Flies expressing TDP-43 in motor neurons using the GAL4-UAS bipartite expression system exhibited locomotor defects in negative geotaxis (Figure 4 and Supplementary Figure 8 in the Supporting Information). nTRD22 was significantly able to rescue climbing defects compared to DMSO-treated or naive flies (Figure 4B). This rescue effect was increased in aged flies (see Supplementary Figure 8).

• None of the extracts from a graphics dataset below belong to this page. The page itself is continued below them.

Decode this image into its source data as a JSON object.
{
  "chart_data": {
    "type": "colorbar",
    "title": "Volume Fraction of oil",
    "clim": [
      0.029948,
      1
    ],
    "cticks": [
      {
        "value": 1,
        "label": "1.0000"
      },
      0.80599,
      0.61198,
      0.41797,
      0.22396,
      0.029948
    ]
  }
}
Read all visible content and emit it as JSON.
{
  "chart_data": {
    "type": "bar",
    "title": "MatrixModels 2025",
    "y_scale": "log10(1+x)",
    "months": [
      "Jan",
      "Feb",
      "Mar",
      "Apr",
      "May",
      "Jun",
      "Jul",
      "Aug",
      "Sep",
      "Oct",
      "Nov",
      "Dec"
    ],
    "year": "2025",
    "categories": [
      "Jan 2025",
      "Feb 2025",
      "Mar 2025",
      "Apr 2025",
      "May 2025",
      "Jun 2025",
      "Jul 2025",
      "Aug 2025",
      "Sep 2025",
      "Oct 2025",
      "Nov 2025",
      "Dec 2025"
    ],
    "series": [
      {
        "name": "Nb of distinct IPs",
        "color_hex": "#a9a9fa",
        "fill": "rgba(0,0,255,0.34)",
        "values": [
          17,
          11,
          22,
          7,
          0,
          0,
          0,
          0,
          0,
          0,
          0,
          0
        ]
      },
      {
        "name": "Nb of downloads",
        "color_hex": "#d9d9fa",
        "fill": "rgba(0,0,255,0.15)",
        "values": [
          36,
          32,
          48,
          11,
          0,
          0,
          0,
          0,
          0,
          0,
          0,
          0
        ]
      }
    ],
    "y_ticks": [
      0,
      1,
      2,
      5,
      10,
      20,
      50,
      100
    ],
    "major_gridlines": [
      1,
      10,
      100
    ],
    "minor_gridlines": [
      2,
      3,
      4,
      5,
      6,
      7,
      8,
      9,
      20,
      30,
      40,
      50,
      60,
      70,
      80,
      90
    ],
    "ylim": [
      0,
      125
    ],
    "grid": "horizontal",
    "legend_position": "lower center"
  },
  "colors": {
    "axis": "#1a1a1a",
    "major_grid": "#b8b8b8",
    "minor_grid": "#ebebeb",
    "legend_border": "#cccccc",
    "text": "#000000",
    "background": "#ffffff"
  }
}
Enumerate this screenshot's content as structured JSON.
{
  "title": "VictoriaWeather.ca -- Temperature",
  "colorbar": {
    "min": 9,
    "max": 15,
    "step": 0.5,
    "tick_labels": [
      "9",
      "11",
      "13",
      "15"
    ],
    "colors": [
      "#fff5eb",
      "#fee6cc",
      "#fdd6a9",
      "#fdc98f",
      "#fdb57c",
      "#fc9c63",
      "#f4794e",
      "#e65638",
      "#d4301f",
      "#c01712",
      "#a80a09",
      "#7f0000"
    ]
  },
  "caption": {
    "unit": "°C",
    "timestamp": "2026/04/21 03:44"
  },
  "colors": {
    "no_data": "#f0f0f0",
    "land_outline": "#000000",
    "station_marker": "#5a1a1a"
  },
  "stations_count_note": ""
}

This study illustrates that the ability of nTRD22 to modulate TDP-43 RNA binding in vitro has neuroprotective properties in a Drosophila model of ALS. However, the exact mechanism by which the compound modulates TDP-43 binding to RNA is still unclear. We hypothesized that nTRD22 could influence residues important in RNA binding and allosterically modulate the RRM domain by (i) disrupting the binding of NTD to the RRM1 domain, leading to a modification of an open/closed conformation suggested in ref 23 or (ii) modifying the orientation of RRM1 and RRM2 toward each other, as previously discussed,¹⁹ or (iii) stabilizing a RNA-free form of TDP-43. The first hypothesis was tested by measuring chemical shift perturbations using 2D ¹⁵N-HSQC NMR. The NTD portion of TDP-43, residues 1–102, was added to TDP-43_102–269 in a NTD: TDP-43_102–269 molar ratio of 8:1. Data showed few significant perturbations related to NTD interacting with RRM domain (Supplementary Figure 9 in the Supporting Information). Hence, we do not think there is significant interaction between TDP-43 NTD and the RRM. Unless the loop region between NTD and the RRM domains influence binding, as this was not included in this experiment. Therefore, all hypotheses remain open to further investigation.

The compound nTRD22 offers new opportunities as a tool to further study allostery within TDP-43 and validate reduction of RNA binding by chemical modulation as a possible neuroprotective avenue. Furthermore, nTRD22, by its unique property of allosteric modulation, makes it possible to target TDP-43 with potentially less off-targeting of RRM domains, which are present in other RNA-binding proteins.